Дело не в том (хотя это тоже важно), что Вертинский создал на слова Анны Ахматовой известные романсы, которым будет суждена долгая жизнь, а в принципах всего его творчества, сформировавшихся под влиянием Ахматовой.
Б. Эйхенбаум писал: «Ахматова утвердила малую форму, сообщив ей интенсивность выражения. Образовалась своего рода литературная «частушка». Эйхенбаум выделял «речевую мимику» стихов Ахматовой, «усиление чисто речевой произносительной энергии». Речь приобретала «особую артикуляционную мимическую выразительность. Слова стали ощущаться не как «звуки» и не как артикуляция вообще, а как мимическое движение». «То же явление заметно и в поэзии Мандельштама. Русский вокализм, по природе своей более бледный, чем, например, французский, для которого характерны разнообразные движения губ, в стихах Ахматовой и Мандельштама заметно усилен в произносительном отношении» (в кн. «О поэзии»).
В гениально точной характеристике исследователя русской поэзии по сути дела описаны в общих чертах свойства почвы, питавшей творчество многих русских поэтов и артистов периода первой мировой войны, в том числе и не имевших прямого отношения к объединению акмеистов. Животворящая сила этой почвы отчасти взрастила эгофутуриста Игоря Северянина, но в гораздо большей степени — Вертинского.
Он, как известно, не обладал классически поставленным певческим голосом, хотя тенор его в молодые годы был по-своему очень красив. Напевное, энергичное «сказывание» (речитатив) было единственно приемлемым для него способом исполнения. Разработка «речевой мимики», акцентирование звука усиленным, порой почти судорожным мимическим движением счастливо отвечали его артистическому естеству.

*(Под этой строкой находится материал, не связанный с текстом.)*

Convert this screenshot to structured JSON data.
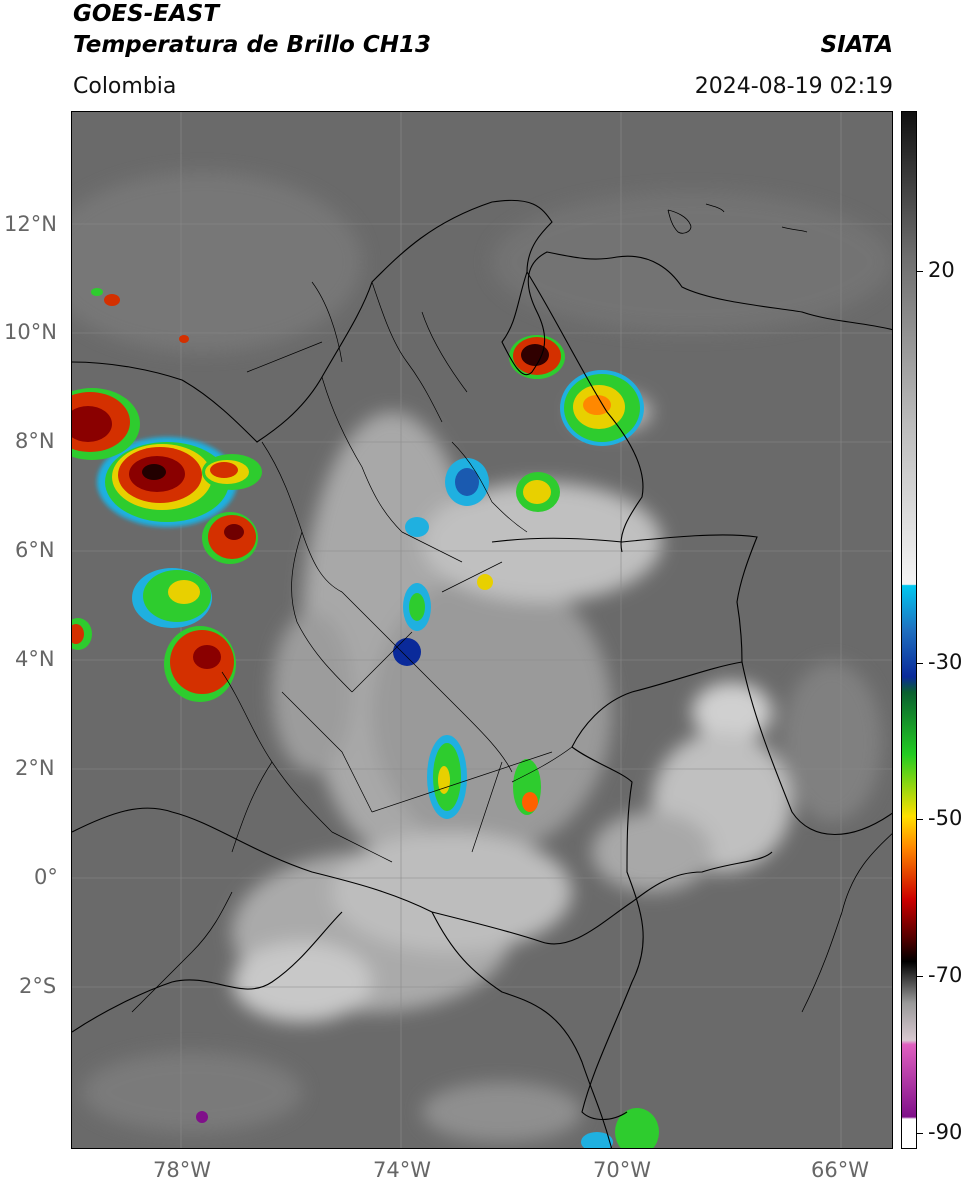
{
  "header": {
    "satellite": "GOES-EAST",
    "product": "Temperatura de Brillo CH13",
    "region": "Colombia",
    "organization": "SIATA",
    "timestamp": "2024-08-19 02:19"
  },
  "map": {
    "lat_labels": [
      "12°N",
      "10°N",
      "8°N",
      "6°N",
      "4°N",
      "2°N",
      "0°",
      "2°S"
    ],
    "lon_labels": [
      "78°W",
      "74°W",
      "70°W",
      "66°W"
    ],
    "extent": {
      "lon": [
        -80,
        -65
      ],
      "lat": [
        -5,
        14
      ]
    }
  },
  "colorbar": {
    "labels": [
      "20",
      "-30",
      "-50",
      "-70",
      "-90"
    ],
    "colors": {
      "warm_gray": "#6e6e6e",
      "white": "#f2f2f2",
      "cyan": "#00c8f0",
      "blue": "#0a2a9a",
      "green": "#22cc22",
      "yellow": "#ffe000",
      "orange": "#ff8800",
      "red": "#cc0000",
      "dark_red": "#4a0000",
      "black": "#000000",
      "pink": "#e060c0",
      "purple": "#80108a"
    }
  }
}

Вертинский грассировал — поэтому К. С. Станиславский отказался принять его в труппу Художественного театра. Природное грассирование, помешавшее карьере драматического артиста, также органично вписывалось в новую манеру Вертинского как эстрадного исполнителя, в пение-сказывание, приближавшее артикуляцию русской речи к французской артикуляции. Вряд ли Вертинский мог слышать Анну Жюдик, но фактически он развивал на русской почве ее традиции.

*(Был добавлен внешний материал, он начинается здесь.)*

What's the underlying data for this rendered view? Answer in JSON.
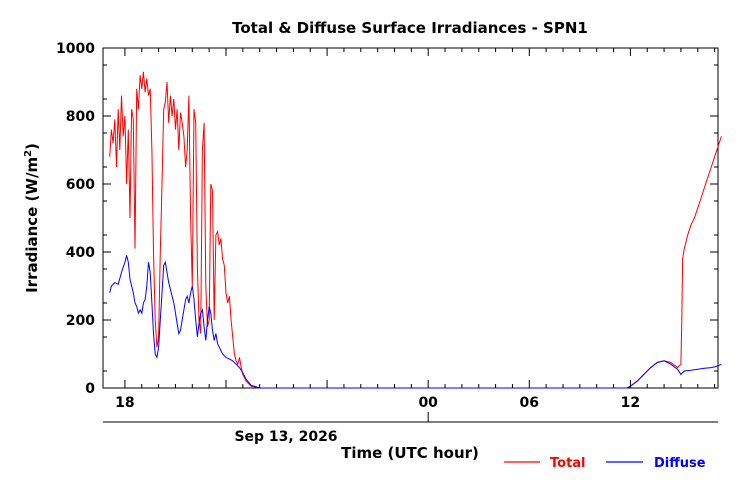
{
  "chart_data": {
    "type": "line",
    "title": "Total & Diffuse Surface Irradiances - SPN1",
    "xlabel": "Time (UTC hour)",
    "ylabel": "Irradiance (W/m",
    "ylabel_superscript": "2",
    "ylabel_close": ")",
    "date_label": "Sep 13, 2026",
    "x_units": "hours relative to 00 UTC Sep 13, 2026",
    "xlim": [
      -19.3,
      17.2
    ],
    "ylim": [
      0,
      1000
    ],
    "x_ticks": [
      -18,
      -12,
      -6,
      0,
      6,
      12
    ],
    "x_tick_labels": [
      "18",
      "",
      "",
      "00",
      "06",
      "12"
    ],
    "y_ticks": [
      0,
      200,
      400,
      600,
      800,
      1000
    ],
    "y_tick_labels": [
      "0",
      "200",
      "400",
      "600",
      "800",
      "1000"
    ],
    "grid": false,
    "legend_position": "bottom-right",
    "series": [
      {
        "name": "Total",
        "color": "#ff0000",
        "points": [
          [
            -18.9,
            680
          ],
          [
            -18.8,
            760
          ],
          [
            -18.7,
            720
          ],
          [
            -18.6,
            790
          ],
          [
            -18.5,
            650
          ],
          [
            -18.4,
            820
          ],
          [
            -18.3,
            700
          ],
          [
            -18.2,
            860
          ],
          [
            -18.1,
            740
          ],
          [
            -18.0,
            800
          ],
          [
            -17.9,
            600
          ],
          [
            -17.8,
            760
          ],
          [
            -17.7,
            500
          ],
          [
            -17.6,
            820
          ],
          [
            -17.5,
            790
          ],
          [
            -17.4,
            410
          ],
          [
            -17.3,
            880
          ],
          [
            -17.2,
            820
          ],
          [
            -17.1,
            920
          ],
          [
            -17.0,
            880
          ],
          [
            -16.9,
            930
          ],
          [
            -16.8,
            870
          ],
          [
            -16.7,
            910
          ],
          [
            -16.6,
            860
          ],
          [
            -16.5,
            880
          ],
          [
            -16.4,
            700
          ],
          [
            -16.3,
            400
          ],
          [
            -16.2,
            200
          ],
          [
            -16.1,
            120
          ],
          [
            -16.0,
            150
          ],
          [
            -15.9,
            400
          ],
          [
            -15.8,
            600
          ],
          [
            -15.7,
            820
          ],
          [
            -15.6,
            840
          ],
          [
            -15.5,
            900
          ],
          [
            -15.4,
            780
          ],
          [
            -15.3,
            860
          ],
          [
            -15.2,
            800
          ],
          [
            -15.1,
            850
          ],
          [
            -15.0,
            760
          ],
          [
            -14.9,
            820
          ],
          [
            -14.8,
            700
          ],
          [
            -14.7,
            810
          ],
          [
            -14.6,
            780
          ],
          [
            -14.5,
            740
          ],
          [
            -14.4,
            650
          ],
          [
            -14.3,
            700
          ],
          [
            -14.2,
            860
          ],
          [
            -14.1,
            500
          ],
          [
            -14.0,
            300
          ],
          [
            -13.9,
            820
          ],
          [
            -13.8,
            780
          ],
          [
            -13.7,
            350
          ],
          [
            -13.6,
            200
          ],
          [
            -13.5,
            160
          ],
          [
            -13.4,
            700
          ],
          [
            -13.3,
            780
          ],
          [
            -13.2,
            300
          ],
          [
            -13.1,
            180
          ],
          [
            -13.0,
            200
          ],
          [
            -12.9,
            600
          ],
          [
            -12.8,
            580
          ],
          [
            -12.7,
            200
          ],
          [
            -12.6,
            450
          ],
          [
            -12.5,
            460
          ],
          [
            -12.4,
            420
          ],
          [
            -12.3,
            440
          ],
          [
            -12.2,
            380
          ],
          [
            -12.1,
            360
          ],
          [
            -12.0,
            280
          ],
          [
            -11.9,
            250
          ],
          [
            -11.8,
            270
          ],
          [
            -11.7,
            200
          ],
          [
            -11.6,
            150
          ],
          [
            -11.5,
            100
          ],
          [
            -11.4,
            80
          ],
          [
            -11.3,
            70
          ],
          [
            -11.2,
            90
          ],
          [
            -11.1,
            60
          ],
          [
            -11.0,
            40
          ],
          [
            -10.8,
            20
          ],
          [
            -10.5,
            5
          ],
          [
            -10.0,
            0
          ],
          [
            -6,
            0
          ],
          [
            0,
            0
          ],
          [
            6,
            0
          ],
          [
            11.8,
            0
          ],
          [
            12.0,
            5
          ],
          [
            12.4,
            20
          ],
          [
            12.8,
            40
          ],
          [
            13.2,
            60
          ],
          [
            13.6,
            75
          ],
          [
            14.0,
            80
          ],
          [
            14.4,
            75
          ],
          [
            14.8,
            60
          ],
          [
            15.0,
            70
          ],
          [
            15.05,
            200
          ],
          [
            15.1,
            380
          ],
          [
            15.2,
            410
          ],
          [
            15.4,
            450
          ],
          [
            15.6,
            480
          ],
          [
            15.8,
            500
          ],
          [
            16.0,
            530
          ],
          [
            16.2,
            560
          ],
          [
            16.4,
            590
          ],
          [
            16.6,
            620
          ],
          [
            16.8,
            650
          ],
          [
            17.0,
            680
          ],
          [
            17.2,
            710
          ],
          [
            17.4,
            740
          ]
        ]
      },
      {
        "name": "Diffuse",
        "color": "#0000ff",
        "points": [
          [
            -18.9,
            280
          ],
          [
            -18.8,
            300
          ],
          [
            -18.6,
            310
          ],
          [
            -18.4,
            305
          ],
          [
            -18.2,
            340
          ],
          [
            -18.0,
            370
          ],
          [
            -17.9,
            390
          ],
          [
            -17.8,
            370
          ],
          [
            -17.7,
            320
          ],
          [
            -17.6,
            300
          ],
          [
            -17.5,
            280
          ],
          [
            -17.4,
            250
          ],
          [
            -17.3,
            240
          ],
          [
            -17.2,
            220
          ],
          [
            -17.1,
            230
          ],
          [
            -17.0,
            220
          ],
          [
            -16.9,
            250
          ],
          [
            -16.8,
            260
          ],
          [
            -16.7,
            300
          ],
          [
            -16.6,
            370
          ],
          [
            -16.5,
            340
          ],
          [
            -16.4,
            250
          ],
          [
            -16.3,
            160
          ],
          [
            -16.2,
            100
          ],
          [
            -16.1,
            90
          ],
          [
            -16.0,
            120
          ],
          [
            -15.9,
            200
          ],
          [
            -15.8,
            280
          ],
          [
            -15.7,
            360
          ],
          [
            -15.6,
            370
          ],
          [
            -15.5,
            340
          ],
          [
            -15.4,
            310
          ],
          [
            -15.3,
            290
          ],
          [
            -15.2,
            270
          ],
          [
            -15.1,
            250
          ],
          [
            -15.0,
            220
          ],
          [
            -14.9,
            190
          ],
          [
            -14.8,
            160
          ],
          [
            -14.7,
            170
          ],
          [
            -14.6,
            200
          ],
          [
            -14.5,
            230
          ],
          [
            -14.4,
            260
          ],
          [
            -14.3,
            270
          ],
          [
            -14.2,
            250
          ],
          [
            -14.1,
            280
          ],
          [
            -14.0,
            300
          ],
          [
            -13.9,
            260
          ],
          [
            -13.8,
            200
          ],
          [
            -13.7,
            150
          ],
          [
            -13.6,
            190
          ],
          [
            -13.5,
            220
          ],
          [
            -13.4,
            230
          ],
          [
            -13.3,
            180
          ],
          [
            -13.2,
            140
          ],
          [
            -13.1,
            200
          ],
          [
            -13.0,
            240
          ],
          [
            -12.9,
            220
          ],
          [
            -12.8,
            170
          ],
          [
            -12.7,
            140
          ],
          [
            -12.6,
            160
          ],
          [
            -12.5,
            130
          ],
          [
            -12.4,
            120
          ],
          [
            -12.3,
            110
          ],
          [
            -12.2,
            100
          ],
          [
            -12.1,
            95
          ],
          [
            -12.0,
            90
          ],
          [
            -11.8,
            85
          ],
          [
            -11.6,
            80
          ],
          [
            -11.4,
            70
          ],
          [
            -11.2,
            60
          ],
          [
            -11.0,
            45
          ],
          [
            -10.8,
            25
          ],
          [
            -10.5,
            8
          ],
          [
            -10.0,
            0
          ],
          [
            -6,
            0
          ],
          [
            0,
            0
          ],
          [
            6,
            0
          ],
          [
            11.8,
            0
          ],
          [
            12.0,
            5
          ],
          [
            12.4,
            20
          ],
          [
            12.8,
            40
          ],
          [
            13.2,
            60
          ],
          [
            13.6,
            75
          ],
          [
            14.0,
            80
          ],
          [
            14.4,
            70
          ],
          [
            14.8,
            55
          ],
          [
            15.0,
            40
          ],
          [
            15.2,
            50
          ],
          [
            15.6,
            52
          ],
          [
            16.0,
            55
          ],
          [
            16.4,
            58
          ],
          [
            16.8,
            60
          ],
          [
            17.0,
            62
          ],
          [
            17.2,
            65
          ],
          [
            17.4,
            70
          ]
        ]
      }
    ]
  }
}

Таким образом, творчество Вертинского как явление искусства рождалось на скрещении многих и, на первый взгляд, несовместимых традиций: русского романса, футуристической и акмеистской поэзии, причем влияние Ахматовой укрепило и развило в нем то, что стихийно складывалось в силу природных вокальных данных артиста.
Борис Эйхенбаум отметил и такую деталь: Ахматова узаконила в нашей поэзии союз «только», типичный для взволнованной разговорной речи.